Under the proposals any new aircraft would be designed to carry up to 200 passengers and should be available from 2018 onwards.
Speaking in Paris at the signing, Ryanair’s Michael O’Leary said: “Ryanair is pleased to sign this MOU with COMAC, and to work closely with them to develop a 200 seat C919 aircraft.
“We are pleased that there is now a real alternative to Boeing and Airbus, and we are seriously interested in the development of a 200 seat variant of the C919 aircraft, and we look forward to its introduction into commercial service from 2018 onwards.
“Ryanair will have a fleet of over 300 Boeing aircraft by 2013, and we remain in continuing discussions with both Boeing and now COMAC for a replacement aircraft order of at least 200 aircraft.
“Ryanair can become a two aircraft operator carrier, as long as the economies achieved by our current Boeing 737-800 fleet can be matched or lowered by a similar sized order from a different manufacturer.
“While today’s announcement won’t affect our long standing relationship with Boeing, we look forward to working closely with COMAC to promote more competition among aircraft manufacturers, which can only be good for promoting competition between airlines and lowering the cost of air travel for consumers all across Europe towards the end of the decade.”
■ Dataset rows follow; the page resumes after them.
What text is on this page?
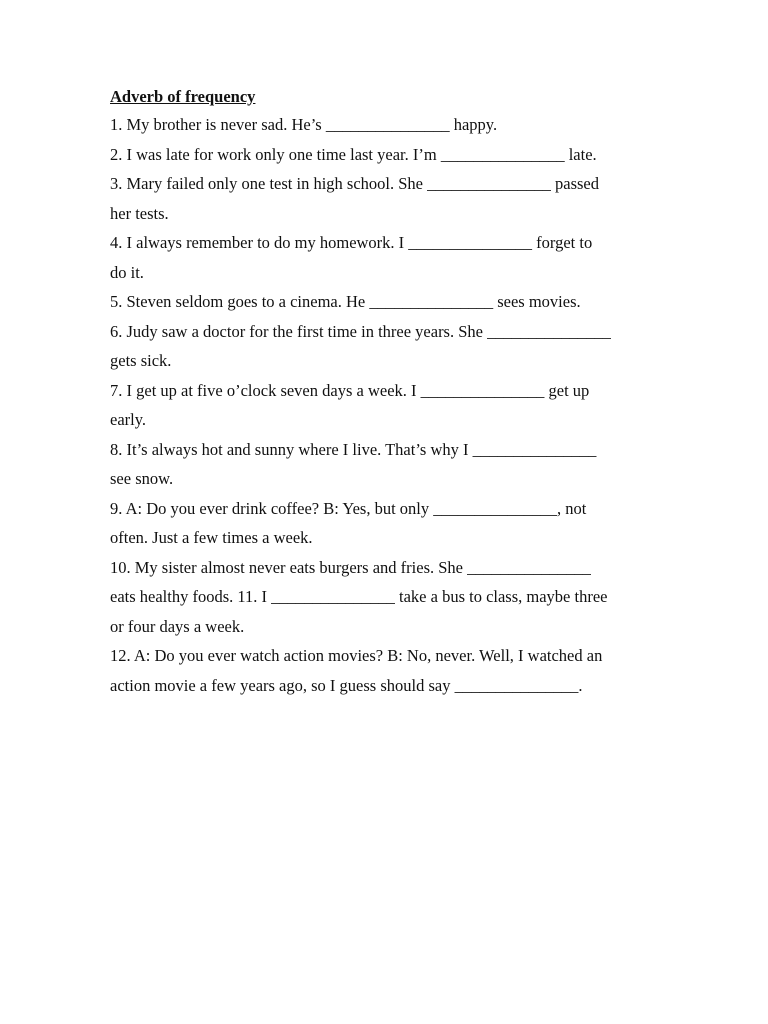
Adverb of frequency
1. My brother is never sad. He’s _______________ happy.
2. I was late for work only one time last year. I’m _______________ late.
3. Mary failed only one test in high school. She _______________ passed
her tests.
4. I always remember to do my homework. I _______________ forget to
do it.
5. Steven seldom goes to a cinema. He _______________ sees movies.
6. Judy saw a doctor for the first time in three years. She _______________
gets sick.
7. I get up at five o’clock seven days a week. I _______________ get up
early.
8. It’s always hot and sunny where I live. That’s why I _______________
see snow.
9. A: Do you ever drink coffee? B: Yes, but only _______________, not
often. Just a few times a week.
10. My sister almost never eats burgers and fries. She _______________
eats healthy foods. 11. I _______________ take a bus to class, maybe three
or four days a week.
12. A: Do you ever watch action movies? B: No, never. Well, I watched an
action movie a few years ago, so I guess should say _______________.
Ryanair will share its experience and expertise to assist COMAC to develop the new C919 commercial aircraft which would enable Ryanair to lower costs.
General manager of COMAC, Zhuanglong Jin, said: “COMAC has appreciated the support from Ryanair and we look forward to strengthening the cooperation and communication with Ryanair as we strive to establish a close, long-term strategic partnership.
“By working with important airlines like Ryanair we can ensure that we develop an aircraft that meets the changing needs of the airline industry and ensures that Ryanair and COMAC can be partners for years to come.”